Les villes-efflorescentes

A lire, le numéro que Le 1 publie sur les villes : ici.

En particulier, on aime un joli texte de Pierre Ducrozet, dont l’écriture ressemble aux lianes qu’il décrit : “les villes-efflorescentes”.

Extrait :

Cela faisait bien longtemps déjà que les villes ne suivaient plus nos désirs de hauteur et de domination, mais plutôt ce que les écosystèmes naturels avaient élaboré de plus complexe au cours des milliards d’années d’évolution, tous les mélanges, réseaux et métissages. Nos villes se déployaient à présent à l’horizontale, se ramifiaient comme des toiles, des rhizomes, des efflorescences, de tous les côtés à la fois, plus de pyramides, de tours, et autres dualismes qui nous avaient pourri l’âme. On n’essayait plus de toucher le ciel (à quoi bon, il nous était déjà tombé dessus), on voulait désormais mêler racines et métaux, lumières et cascades, dans une nouvelle alliance des matières et des formes.

La grande bascule bioécologique se poursuivait, bien sûr, mais les sociétés donnaient la sensation d’en avoir pris la mesure. Dans un brusque et inattendu retournement de paradigme, les villes étaient devenues humbles, fragiles, poreuses ; on avait été tenu d’abandonner l’idée d’une société pérenne, d’un château imprenable (c’était bien la meilleure chose qui nous soit arrivée), et on était revenu à des radeaux multiples, mobiles, aux aguets. On cessa de vouloir quadriller, on décida de se fondre dedans, d’instaurer une manière éphémère et légère d’habiter le monde.

Pour faire ville on se faisait tubes, lianes, lichens, on pollinisait.

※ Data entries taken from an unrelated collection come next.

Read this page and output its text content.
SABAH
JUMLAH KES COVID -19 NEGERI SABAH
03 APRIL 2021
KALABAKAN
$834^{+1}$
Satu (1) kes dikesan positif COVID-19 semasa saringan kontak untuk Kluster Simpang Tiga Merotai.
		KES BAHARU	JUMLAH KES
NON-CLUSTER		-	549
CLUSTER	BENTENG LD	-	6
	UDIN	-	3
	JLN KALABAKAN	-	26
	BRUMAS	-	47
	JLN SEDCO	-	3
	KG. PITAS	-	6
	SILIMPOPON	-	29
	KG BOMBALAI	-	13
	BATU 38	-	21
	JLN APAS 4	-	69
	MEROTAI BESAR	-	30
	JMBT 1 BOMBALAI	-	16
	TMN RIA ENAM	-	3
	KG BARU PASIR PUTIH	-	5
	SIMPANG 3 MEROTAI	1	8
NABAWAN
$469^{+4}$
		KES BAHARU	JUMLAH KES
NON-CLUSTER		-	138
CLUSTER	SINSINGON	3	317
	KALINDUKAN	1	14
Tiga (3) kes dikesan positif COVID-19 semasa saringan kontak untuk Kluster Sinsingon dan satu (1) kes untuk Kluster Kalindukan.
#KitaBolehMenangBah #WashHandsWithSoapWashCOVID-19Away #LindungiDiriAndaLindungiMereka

Chaque forme de ville était unique en son genre, suivant le mouvement que les éléments eux-mêmes lui soufflaient à l’oreille. Certaines bouclaient comme des cheveux, s’emmêlaient comme des racines, s’associaient comme des synapses. Le bâti se mêlait aux bosquets, les abeilles et les rapaces avaient depuis longtemps réinvesti les villes, la brique et le béton avaient cédé le pas à la paille, à la mousse et au plastique recyclé.